Readers may recall the case that we have previously reported on of ‘British Gas -v- Lock’, it was a significant case for employers with regards to how holiday payments are made to employees. The case was previously heard at the Employment Tribunal, the Employment Appeals Tribunal and then the Court of Appeal, with each forum concluding that commission payments should form part of holiday payments.
The Supreme Court, which is the final court for appeal within the UK has now refused an application to appeal the decision, which finally brings this matter to a close. The overall outcome is that holiday pay must include compensation for any results-based commission that would ordinarily be earned by a worker.

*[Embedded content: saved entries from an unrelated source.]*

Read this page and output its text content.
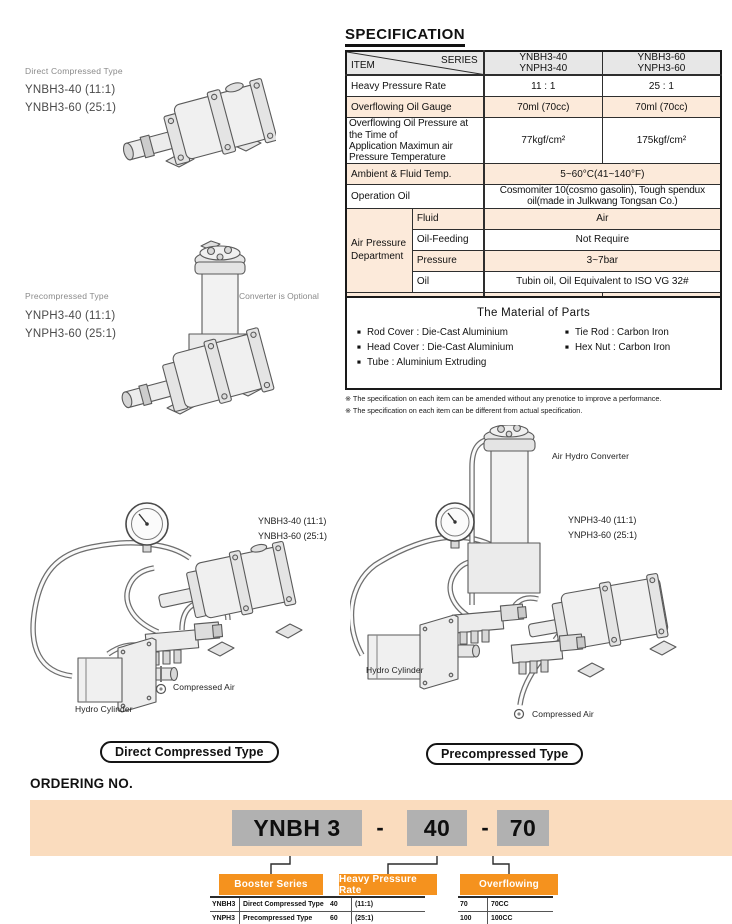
Direct Compressed Type
YNBH3-40 (11:1)
YNBH3-60 (25:1)
Precompressed Type
YNPH3-40 (11:1)
YNPH3-60 (25:1)
Converter is Optional
SPECIFICATION
SERIES
ITEM

YNBH3-40
YNPH3-40

YNBH3-60
YNPH3-60

Heavy Pressure Rate		11 : 1	25 : 1
Overflowing Oil Gauge		70ml (70cc)	70ml (70cc)

Overflowing Oil Pressure at the Time of
Application Maximun air Pressure Temperature		77kgf/cm²	175kgf/cm²
Ambient & Fluid Temp.		5~60°C(41~140°F)	
Operation Oil		Cosmomiter 10(cosmo gasolin), Tough spendux oil(made in Julkwang Tongsan Co.)	
Air Pressure Department	Fluid	Air	
	Oil-Feeding	Not Require	
	Pressure	3~7bar	
	Oil	Tubin oil, Oil Equivalent to ISO VG 32#	

The Material of Parts
■ Rod Cover : Die-Cast Aluminium	■ Tie Rod : Carbon Iron
■ Head Cover : Die-Cast Aluminium	■ Hex Nut : Carbon Iron
■ Tube : Aluminium Extruding
※ The specification on each item can be amended without any prenotice to improve a performance.
※ The specification on each item can be different from actual specification.
YNBH3-40 (11:1)
YNBH3-60 (25:1)
Compressed Air
Hydro Cylinder
Direct Compressed Type
Air Hydro Converter
YNPH3-40 (11:1)
YNPH3-60 (25:1)
Hydro Cylinder
Compressed Air
Precompressed Type
ORDERING NO.
YNBH 3	-	40	- 70
Booster Series	Heavy Pressure Rate	Overflowing
YNBH3	Direct Compressed Type
YNPH3	Precompressed Type
40	(11:1)
60	(25:1)
70	70CC
100	100CC
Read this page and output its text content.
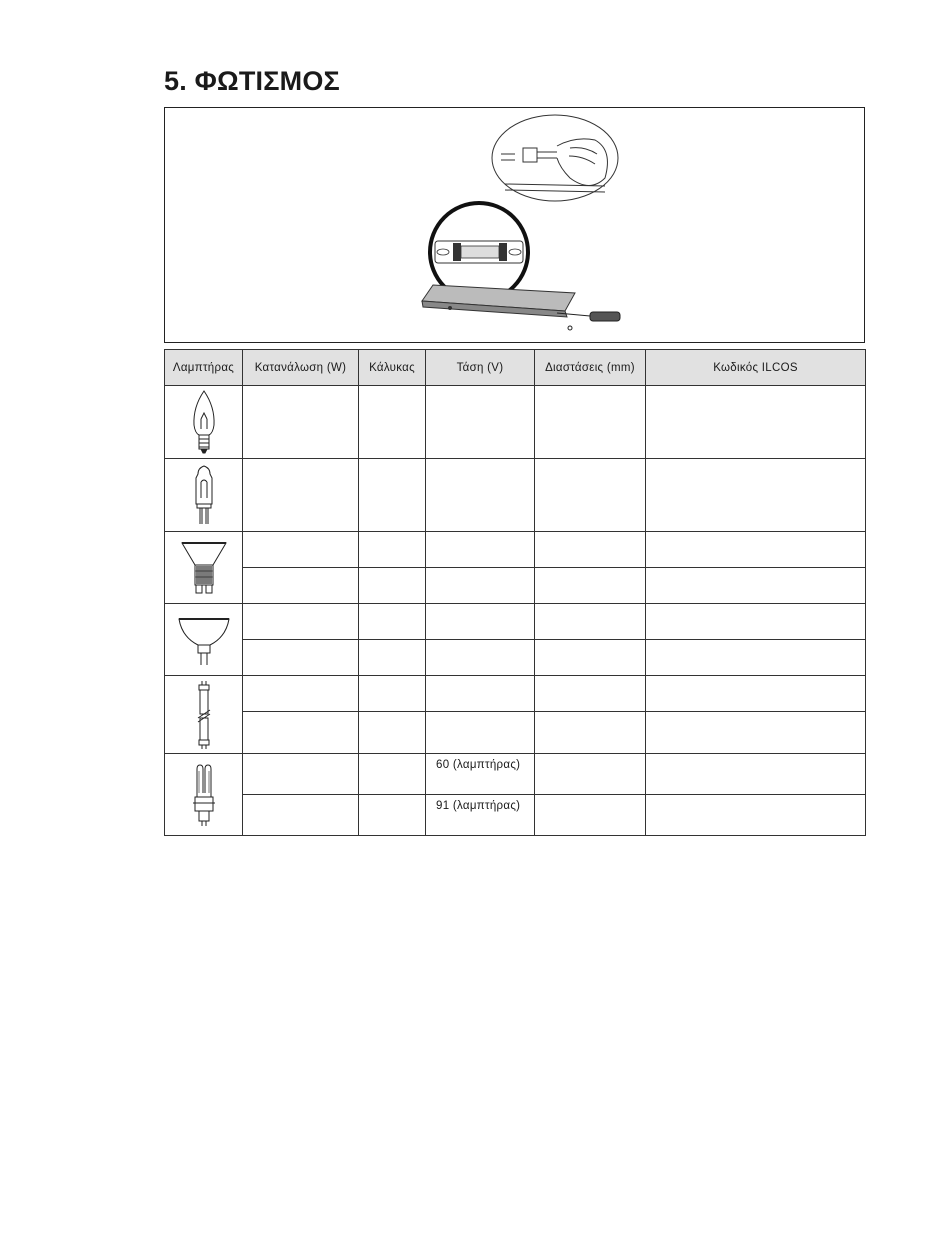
5. ΦΩΤΙΣΜΟΣ
Λαμπτήρας	Κατανάλωση (W)	Κάλυκας	Τάση (V)	Διαστάσεις (mm)	Κωδικός ILCOS

			60 (λαμπτήρας)		
			91 (λαμπτήρας)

Originally the Employment Tribunal sought confirmation from the European Court of Justice (ECJ) for clarification on whether or not it was a breach of the Working Time Directive or the Working Time Regulations 1998 to limit the calculation of a week’s pay for annual leave to basic pay and to exclude commission. The ECJ decision was that commission payments must be included in the calculation of holiday pay.
Overall, the Supreme Court’s decision to disallow a further appeal on this matter means that British Gas, the company at the centre of this case will have to compensate Mr Lock, the Claimant for his losses, and ultimately, many other employers who have been watching in the side lines may now have to stump up more money to their employees.
Some commentators on this long running case believe that Brexit could have an impact on this outcome as the Working Time Regulations, derive directly from the European Union. Watch this space!